Environetics worked with PG&E to solve their demanding water storage and reuse requirements. The solution highlighted the advantages of the patented Porta Tank design. Because of its unique design, the Porta Tank does not require a concrete foundation. This exclusive feature reduced installation time and allowed the site to be returned to other uses after the tanks were dismantled. The Porta Tank design also met California’s stringent seismic zone 4 structural requirements, providing safe water storage during a potential earthquake.

The specified water system incorporated three big tanks — each 13.5 feet high and 129 feet in diameter — used to store the water, and about 14,000 feet of 12 inch steel pipe to carry it to and from hydrotest inlets and outlets.

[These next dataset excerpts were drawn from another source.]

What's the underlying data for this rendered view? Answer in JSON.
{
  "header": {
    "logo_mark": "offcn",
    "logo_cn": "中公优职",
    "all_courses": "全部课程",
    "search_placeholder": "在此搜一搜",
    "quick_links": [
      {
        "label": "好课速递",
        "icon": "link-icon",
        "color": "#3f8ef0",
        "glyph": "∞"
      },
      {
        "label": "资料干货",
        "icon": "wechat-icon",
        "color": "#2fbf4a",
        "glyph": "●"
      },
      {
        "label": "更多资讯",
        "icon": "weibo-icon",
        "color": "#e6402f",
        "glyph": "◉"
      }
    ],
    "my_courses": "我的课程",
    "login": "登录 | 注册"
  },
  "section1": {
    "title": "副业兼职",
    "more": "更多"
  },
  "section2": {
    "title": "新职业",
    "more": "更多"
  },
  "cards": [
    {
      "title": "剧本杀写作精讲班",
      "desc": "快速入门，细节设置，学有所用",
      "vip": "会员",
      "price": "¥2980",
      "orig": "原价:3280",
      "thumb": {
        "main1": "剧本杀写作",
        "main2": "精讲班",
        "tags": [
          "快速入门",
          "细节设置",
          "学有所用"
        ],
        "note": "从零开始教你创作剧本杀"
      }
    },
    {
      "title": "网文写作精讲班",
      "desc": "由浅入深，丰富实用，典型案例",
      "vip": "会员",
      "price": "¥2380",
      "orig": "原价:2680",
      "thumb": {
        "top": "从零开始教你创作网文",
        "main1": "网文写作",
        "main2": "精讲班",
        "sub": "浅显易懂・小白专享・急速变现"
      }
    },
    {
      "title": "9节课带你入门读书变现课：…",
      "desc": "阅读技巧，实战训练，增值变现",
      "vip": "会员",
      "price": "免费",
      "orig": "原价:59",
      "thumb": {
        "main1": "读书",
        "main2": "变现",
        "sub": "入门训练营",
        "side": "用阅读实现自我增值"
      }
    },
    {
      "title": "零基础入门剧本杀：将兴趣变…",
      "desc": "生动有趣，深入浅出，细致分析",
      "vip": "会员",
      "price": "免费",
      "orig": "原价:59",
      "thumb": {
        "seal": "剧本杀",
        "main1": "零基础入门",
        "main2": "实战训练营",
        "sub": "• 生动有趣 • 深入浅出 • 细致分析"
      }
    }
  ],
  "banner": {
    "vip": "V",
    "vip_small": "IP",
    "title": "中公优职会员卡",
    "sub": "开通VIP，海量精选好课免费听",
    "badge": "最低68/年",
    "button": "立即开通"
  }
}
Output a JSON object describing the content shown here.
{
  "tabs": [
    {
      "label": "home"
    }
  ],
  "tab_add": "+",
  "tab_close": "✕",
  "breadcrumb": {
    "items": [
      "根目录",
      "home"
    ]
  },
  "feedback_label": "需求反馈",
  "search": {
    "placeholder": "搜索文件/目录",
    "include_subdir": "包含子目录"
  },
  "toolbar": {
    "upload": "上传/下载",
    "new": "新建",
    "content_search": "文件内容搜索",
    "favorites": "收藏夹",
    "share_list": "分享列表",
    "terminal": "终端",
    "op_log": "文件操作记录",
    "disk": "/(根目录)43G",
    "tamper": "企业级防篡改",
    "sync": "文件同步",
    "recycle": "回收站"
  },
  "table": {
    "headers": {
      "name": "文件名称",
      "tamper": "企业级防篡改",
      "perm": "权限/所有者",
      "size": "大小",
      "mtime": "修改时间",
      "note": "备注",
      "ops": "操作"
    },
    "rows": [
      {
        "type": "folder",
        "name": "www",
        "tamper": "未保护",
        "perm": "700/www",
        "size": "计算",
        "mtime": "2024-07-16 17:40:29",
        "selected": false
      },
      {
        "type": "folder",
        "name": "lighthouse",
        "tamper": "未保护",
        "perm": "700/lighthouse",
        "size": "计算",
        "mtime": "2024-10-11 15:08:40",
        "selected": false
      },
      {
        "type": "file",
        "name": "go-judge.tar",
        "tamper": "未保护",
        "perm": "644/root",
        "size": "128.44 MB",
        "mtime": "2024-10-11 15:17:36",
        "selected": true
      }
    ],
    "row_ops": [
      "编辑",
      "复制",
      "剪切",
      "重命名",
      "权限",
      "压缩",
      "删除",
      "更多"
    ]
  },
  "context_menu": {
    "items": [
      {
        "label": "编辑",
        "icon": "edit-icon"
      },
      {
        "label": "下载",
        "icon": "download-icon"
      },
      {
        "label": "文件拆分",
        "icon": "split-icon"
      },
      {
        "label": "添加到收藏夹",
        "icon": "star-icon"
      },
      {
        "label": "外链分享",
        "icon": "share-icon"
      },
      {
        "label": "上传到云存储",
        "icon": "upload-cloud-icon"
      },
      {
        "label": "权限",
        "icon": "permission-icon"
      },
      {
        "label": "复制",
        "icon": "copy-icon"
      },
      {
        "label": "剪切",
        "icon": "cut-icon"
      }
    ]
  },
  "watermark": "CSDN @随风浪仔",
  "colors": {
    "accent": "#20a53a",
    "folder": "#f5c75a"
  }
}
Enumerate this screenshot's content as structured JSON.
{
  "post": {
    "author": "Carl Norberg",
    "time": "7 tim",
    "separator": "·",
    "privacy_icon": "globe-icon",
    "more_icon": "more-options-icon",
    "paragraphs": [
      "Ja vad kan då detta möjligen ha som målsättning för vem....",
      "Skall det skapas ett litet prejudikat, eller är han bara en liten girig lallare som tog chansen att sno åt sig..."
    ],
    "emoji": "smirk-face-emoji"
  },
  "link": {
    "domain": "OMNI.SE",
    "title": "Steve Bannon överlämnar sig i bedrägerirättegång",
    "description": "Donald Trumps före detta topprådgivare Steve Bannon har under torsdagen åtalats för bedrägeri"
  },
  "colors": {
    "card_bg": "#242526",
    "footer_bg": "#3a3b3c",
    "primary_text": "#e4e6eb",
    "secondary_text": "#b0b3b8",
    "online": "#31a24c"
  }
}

Each tank provided over 1.3 million gallons of storage capacity for an overall volume of nearly 4 million gallons.

Environetics manufactured and shipped the tanks within two weeks of approvals in order to meet PG&E’s fast paced schedule. Furthermore, an accelerated installation schedule was implemented to minimize the pipeline’s outage duration.  Field conditions were demanding however, with temperatures hovering above 110 degrees and winds in excess of 35 miles per hour. The installation crew also encountered a host of the local inhabitants including scorpions, black widows, and sidewinders.

Even under these demanding conditions, Environetics was able to complete the installation in only four weeks.

After the hydrotesting was completed, the water passed through a portable activated carbon filtration system and was returned to the solar generating plant for a fifth use, avoiding the expensive cleanup and testing process normally mandated when hydrotest water is flushed back into a stream or lake.

“We used that water four different times,” said PG&E’s project manager, “and now we'll be giving it back to the plant for yet another use. No extraordinary cleaning or testing was required — even though we’re using over 3 million gallons of water.”

As a result of this huge project, the maximum allowable pressure inside the pipeline was boosted from 573 psig to 688 psig (a gain of about 17 percent). With the rise in pressure, compressors can deliver a substantially larger volume of natural gas through their existing pipelines to California customers - without increasing the release of nitrogen oxide (NOx) into the atmosphere.

Through careful planning, coordination and hard work, the project also beat the outage duration goal by 11 days and the outage start date by four months.